UB KinFace database is used to develop, test, and evaluate kinship verification and recognition algorithms. It comprises 600 images of 400 people which can be separated into 200 groups. Each group is composed of child, young parent and old parent images. Most of images in the database are real-world collections of public figures (celebrities and politicians) from Internet. To the best of our knowledge, it is the first database that contains all children, young parents and old parents for the purpose of kinship verification.
Ming Shao, Siyu Xia and Yun Fu, “Genealogical Face Recognition based on UB KinFace Database,” IEEE CVPR Workshop on Biometrics (BIOM), 2011.
Yun Raymond Fu, yunfu@ece.neu.edu
This dataset is for non-commercial research purposes only. The image copyright belongs to the original author or the media as listed in the following URL file. If you find this collection useful for your research, please cite the paper above.
This database contains 550 photos of US politicians who competed either in a gubernatorial race (248) or in a house race (302). The database also contains the politicians’ perceived competence from their photos, as measured in a forced choice competence judgement of participants unfamiliar with the politicians. As such, these judgments simply indicate perceptions and are in no way indicative of the actual competence of the politicians.
Alexander Todorov, University of Chicago
The database listed is freely available to researchers who intend to conduct non-profit, academic research.
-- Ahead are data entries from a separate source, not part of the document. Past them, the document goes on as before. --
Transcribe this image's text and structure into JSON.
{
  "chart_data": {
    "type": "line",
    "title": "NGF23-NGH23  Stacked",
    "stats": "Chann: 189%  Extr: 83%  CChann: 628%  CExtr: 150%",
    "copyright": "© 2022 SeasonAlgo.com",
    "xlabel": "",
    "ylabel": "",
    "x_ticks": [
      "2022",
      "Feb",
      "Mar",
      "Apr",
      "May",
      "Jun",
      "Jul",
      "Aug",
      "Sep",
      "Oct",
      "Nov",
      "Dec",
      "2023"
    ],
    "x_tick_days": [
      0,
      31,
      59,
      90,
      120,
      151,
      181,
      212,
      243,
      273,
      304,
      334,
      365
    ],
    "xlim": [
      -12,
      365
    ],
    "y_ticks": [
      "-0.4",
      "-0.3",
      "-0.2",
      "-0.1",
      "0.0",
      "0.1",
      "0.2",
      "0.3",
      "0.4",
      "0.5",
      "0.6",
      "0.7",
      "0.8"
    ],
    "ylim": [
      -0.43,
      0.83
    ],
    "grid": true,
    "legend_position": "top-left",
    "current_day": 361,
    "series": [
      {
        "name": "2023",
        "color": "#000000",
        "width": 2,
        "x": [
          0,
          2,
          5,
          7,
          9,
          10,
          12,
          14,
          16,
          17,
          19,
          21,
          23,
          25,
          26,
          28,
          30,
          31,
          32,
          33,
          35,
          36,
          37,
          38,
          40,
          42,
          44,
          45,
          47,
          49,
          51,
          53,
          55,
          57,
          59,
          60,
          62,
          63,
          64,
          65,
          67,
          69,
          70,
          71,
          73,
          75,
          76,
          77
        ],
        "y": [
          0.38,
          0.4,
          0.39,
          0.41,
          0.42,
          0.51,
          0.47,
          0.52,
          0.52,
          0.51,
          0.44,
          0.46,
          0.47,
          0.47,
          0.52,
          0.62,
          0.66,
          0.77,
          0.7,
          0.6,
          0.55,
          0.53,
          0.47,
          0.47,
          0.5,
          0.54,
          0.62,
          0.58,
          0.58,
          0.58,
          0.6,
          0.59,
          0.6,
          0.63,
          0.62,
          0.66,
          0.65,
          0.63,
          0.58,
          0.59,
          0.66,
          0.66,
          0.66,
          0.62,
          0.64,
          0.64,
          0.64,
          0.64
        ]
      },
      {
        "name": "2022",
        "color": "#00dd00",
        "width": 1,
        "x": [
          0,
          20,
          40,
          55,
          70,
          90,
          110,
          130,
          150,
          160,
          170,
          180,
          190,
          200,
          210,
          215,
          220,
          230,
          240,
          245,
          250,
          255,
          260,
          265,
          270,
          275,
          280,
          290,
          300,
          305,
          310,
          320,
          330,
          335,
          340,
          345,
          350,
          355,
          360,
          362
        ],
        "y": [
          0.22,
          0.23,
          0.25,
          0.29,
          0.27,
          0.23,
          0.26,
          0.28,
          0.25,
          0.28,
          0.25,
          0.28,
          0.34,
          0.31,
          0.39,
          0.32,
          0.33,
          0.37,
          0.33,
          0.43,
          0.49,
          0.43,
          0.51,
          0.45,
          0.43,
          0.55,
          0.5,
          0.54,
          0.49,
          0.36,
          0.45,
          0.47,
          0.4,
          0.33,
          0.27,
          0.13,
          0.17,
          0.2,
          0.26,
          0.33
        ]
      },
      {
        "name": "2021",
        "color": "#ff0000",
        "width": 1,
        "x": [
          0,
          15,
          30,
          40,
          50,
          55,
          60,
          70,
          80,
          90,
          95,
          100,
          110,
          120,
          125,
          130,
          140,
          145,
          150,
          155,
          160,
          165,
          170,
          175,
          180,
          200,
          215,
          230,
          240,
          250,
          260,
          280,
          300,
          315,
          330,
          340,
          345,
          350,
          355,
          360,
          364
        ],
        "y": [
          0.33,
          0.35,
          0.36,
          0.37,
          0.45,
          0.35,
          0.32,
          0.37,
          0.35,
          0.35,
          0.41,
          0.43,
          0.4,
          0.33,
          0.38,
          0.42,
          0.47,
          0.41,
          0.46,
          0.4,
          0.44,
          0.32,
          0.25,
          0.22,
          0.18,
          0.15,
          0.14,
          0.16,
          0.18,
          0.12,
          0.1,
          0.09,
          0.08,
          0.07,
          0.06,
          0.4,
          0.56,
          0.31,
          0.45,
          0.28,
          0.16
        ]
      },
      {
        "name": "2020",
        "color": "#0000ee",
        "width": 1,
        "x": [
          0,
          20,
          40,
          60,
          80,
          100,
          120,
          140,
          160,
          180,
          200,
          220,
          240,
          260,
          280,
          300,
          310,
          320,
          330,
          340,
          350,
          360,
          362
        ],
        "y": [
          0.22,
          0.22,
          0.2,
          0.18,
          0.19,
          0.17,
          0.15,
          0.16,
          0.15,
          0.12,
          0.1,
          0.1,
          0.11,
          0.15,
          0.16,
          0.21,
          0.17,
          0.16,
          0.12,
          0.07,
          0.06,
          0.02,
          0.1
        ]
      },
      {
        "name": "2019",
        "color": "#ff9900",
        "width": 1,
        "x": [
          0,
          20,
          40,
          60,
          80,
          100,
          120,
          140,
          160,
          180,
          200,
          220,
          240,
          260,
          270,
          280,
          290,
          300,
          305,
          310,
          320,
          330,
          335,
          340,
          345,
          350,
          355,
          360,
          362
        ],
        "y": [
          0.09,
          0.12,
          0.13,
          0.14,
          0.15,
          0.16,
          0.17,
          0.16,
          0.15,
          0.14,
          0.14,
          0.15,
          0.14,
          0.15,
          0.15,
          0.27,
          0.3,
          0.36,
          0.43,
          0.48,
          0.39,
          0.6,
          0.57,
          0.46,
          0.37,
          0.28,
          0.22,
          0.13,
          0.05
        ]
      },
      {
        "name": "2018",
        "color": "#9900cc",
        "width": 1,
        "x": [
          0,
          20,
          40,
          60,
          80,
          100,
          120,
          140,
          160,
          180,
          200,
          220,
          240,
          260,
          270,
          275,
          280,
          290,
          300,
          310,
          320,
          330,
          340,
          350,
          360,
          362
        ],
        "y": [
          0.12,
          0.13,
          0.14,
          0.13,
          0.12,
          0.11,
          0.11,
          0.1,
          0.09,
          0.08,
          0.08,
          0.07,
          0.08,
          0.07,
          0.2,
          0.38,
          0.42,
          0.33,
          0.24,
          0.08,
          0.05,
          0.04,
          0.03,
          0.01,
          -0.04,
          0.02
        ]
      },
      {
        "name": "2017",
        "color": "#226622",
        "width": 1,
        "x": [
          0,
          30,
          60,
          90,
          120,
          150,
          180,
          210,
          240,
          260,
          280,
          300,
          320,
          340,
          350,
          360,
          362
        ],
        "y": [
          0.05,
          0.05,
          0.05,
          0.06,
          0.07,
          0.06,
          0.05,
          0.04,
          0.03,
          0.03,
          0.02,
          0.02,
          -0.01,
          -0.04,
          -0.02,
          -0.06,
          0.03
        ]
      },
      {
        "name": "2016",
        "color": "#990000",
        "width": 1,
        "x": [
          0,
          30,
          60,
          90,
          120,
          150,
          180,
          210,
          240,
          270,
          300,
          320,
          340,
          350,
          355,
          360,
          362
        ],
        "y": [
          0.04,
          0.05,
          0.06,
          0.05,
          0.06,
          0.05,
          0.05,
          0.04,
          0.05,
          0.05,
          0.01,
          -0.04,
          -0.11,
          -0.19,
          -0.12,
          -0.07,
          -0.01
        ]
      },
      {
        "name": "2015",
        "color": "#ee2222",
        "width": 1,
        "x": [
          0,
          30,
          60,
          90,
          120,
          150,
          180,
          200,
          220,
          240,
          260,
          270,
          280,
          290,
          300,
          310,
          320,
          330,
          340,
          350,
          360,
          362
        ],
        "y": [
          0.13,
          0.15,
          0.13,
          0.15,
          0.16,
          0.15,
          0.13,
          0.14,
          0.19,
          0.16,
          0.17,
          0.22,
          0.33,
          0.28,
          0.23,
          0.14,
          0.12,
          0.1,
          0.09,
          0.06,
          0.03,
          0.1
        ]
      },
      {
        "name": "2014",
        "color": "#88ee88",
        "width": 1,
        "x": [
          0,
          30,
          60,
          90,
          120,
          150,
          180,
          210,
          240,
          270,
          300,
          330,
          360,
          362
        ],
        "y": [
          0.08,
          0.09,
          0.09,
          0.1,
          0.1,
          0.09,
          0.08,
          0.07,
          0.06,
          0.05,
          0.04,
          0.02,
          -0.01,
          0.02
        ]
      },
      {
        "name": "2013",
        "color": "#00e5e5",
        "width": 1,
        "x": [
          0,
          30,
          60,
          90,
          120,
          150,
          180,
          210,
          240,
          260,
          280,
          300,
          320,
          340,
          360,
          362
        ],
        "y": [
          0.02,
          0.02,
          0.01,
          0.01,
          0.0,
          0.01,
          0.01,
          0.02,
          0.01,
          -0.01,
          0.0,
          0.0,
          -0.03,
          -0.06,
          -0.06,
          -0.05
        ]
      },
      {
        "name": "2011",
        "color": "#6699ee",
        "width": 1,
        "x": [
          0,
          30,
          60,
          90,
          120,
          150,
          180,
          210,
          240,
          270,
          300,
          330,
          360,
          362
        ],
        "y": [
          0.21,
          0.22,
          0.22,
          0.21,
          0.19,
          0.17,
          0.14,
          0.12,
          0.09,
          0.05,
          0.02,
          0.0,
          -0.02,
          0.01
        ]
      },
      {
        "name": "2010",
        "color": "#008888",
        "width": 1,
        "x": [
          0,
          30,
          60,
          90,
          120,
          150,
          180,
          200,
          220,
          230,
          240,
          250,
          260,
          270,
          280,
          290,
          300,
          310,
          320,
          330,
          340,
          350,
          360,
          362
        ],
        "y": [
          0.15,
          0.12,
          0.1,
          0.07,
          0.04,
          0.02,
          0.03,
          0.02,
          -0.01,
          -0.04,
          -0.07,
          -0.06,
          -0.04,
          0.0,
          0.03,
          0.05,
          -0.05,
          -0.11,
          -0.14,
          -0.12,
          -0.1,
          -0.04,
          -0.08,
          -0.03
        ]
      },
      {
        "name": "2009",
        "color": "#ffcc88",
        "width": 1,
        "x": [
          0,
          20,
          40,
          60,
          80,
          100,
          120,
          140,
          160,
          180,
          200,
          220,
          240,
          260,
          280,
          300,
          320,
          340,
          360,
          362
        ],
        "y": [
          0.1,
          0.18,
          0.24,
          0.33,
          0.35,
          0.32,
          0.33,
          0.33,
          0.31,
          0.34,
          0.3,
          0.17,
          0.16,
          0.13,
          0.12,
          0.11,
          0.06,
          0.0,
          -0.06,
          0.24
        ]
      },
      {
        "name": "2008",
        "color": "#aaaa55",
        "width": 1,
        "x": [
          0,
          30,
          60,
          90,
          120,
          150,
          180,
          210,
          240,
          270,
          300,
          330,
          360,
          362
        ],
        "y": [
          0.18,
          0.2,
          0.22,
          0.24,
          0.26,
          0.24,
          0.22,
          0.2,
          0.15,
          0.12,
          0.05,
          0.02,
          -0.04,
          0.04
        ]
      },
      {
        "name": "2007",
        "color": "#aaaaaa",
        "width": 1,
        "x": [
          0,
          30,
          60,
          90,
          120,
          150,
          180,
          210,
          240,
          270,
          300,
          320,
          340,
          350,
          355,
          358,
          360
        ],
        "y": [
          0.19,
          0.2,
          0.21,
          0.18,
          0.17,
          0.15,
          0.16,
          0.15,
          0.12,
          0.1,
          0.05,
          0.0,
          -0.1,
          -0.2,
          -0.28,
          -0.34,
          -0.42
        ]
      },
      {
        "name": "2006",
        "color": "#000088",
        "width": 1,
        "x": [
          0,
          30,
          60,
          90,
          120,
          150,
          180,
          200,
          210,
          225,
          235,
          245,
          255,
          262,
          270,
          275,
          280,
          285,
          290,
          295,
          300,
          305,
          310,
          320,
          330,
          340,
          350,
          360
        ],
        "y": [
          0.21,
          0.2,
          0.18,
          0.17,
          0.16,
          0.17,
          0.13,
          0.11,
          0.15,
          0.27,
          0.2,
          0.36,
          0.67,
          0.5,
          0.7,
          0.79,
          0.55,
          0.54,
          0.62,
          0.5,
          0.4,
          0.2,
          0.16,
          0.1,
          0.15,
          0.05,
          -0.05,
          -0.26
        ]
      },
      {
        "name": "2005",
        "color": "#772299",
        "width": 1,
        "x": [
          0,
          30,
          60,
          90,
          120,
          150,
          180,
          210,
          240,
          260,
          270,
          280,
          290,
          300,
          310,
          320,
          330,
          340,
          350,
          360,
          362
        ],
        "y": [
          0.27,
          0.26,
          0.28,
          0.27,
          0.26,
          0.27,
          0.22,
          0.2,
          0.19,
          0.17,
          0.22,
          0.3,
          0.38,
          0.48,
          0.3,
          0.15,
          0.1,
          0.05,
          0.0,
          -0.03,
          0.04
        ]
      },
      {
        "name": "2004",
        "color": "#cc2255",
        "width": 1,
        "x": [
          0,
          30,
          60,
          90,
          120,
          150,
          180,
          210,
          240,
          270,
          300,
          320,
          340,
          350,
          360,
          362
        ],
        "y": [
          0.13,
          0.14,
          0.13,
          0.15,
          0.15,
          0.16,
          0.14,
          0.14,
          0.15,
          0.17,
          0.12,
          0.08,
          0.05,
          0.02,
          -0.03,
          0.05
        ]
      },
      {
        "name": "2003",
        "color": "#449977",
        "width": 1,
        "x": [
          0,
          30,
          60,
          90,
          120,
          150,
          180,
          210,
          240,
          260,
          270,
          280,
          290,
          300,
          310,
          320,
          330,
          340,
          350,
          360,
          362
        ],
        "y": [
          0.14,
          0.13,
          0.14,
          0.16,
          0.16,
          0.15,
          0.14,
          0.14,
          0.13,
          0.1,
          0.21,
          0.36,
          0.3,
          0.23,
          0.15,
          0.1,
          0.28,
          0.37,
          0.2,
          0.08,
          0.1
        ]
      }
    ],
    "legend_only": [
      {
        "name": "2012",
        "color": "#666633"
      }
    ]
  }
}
Researchers who download the databases should use the stimuli for non-profit research only and should acknowledge the proper sources of the stimuli and any references relevant to the data set.
The Yale Face Database contains 165 grayscale images in GIF format of 15 individuals. There are 11 images per subject, one per different facial expression or configuration: center-light, w/glasses, happy, left-light, w/no glasses, normal, right-light, sad, sleepy, surprised, and wink.
The Yale Face Database B (1GB) contains 5760 single light source images of 10 subjects each seen under 576 viewing conditions (9 poses x 64 illumination conditions).
It is free to use the data for research purposes. If experimental results are obtained that use images from within the database, all publications of these results should acknowledge the use of the "Yale Face Database".
The Yonsei Face Database (YFace DB), consists of both static and dynamic face stimuli for six basic emotions (happiness, sadness, anger, surprise, fear, and disgust), and to test its validity. The database includes selected pictures (static stimuli) and film clips (dynamic stimuli) of 74 models (50% female) aged between 19 and 40.
Chung, K. M, Kim, S.J., Jung, W. H., & Kim, V. Y. (2019). Development and Validation of the Yonsei Face Database (Yface DB). Frontiers in Psychology, 10, 2626. https://doi.org/10.3389/fpsyg.2019.02626
Only a PHD-holding faculty at a non-profit, degree-granting, academic institution or a representative of an affiliation colud request for the use of Y-face DB.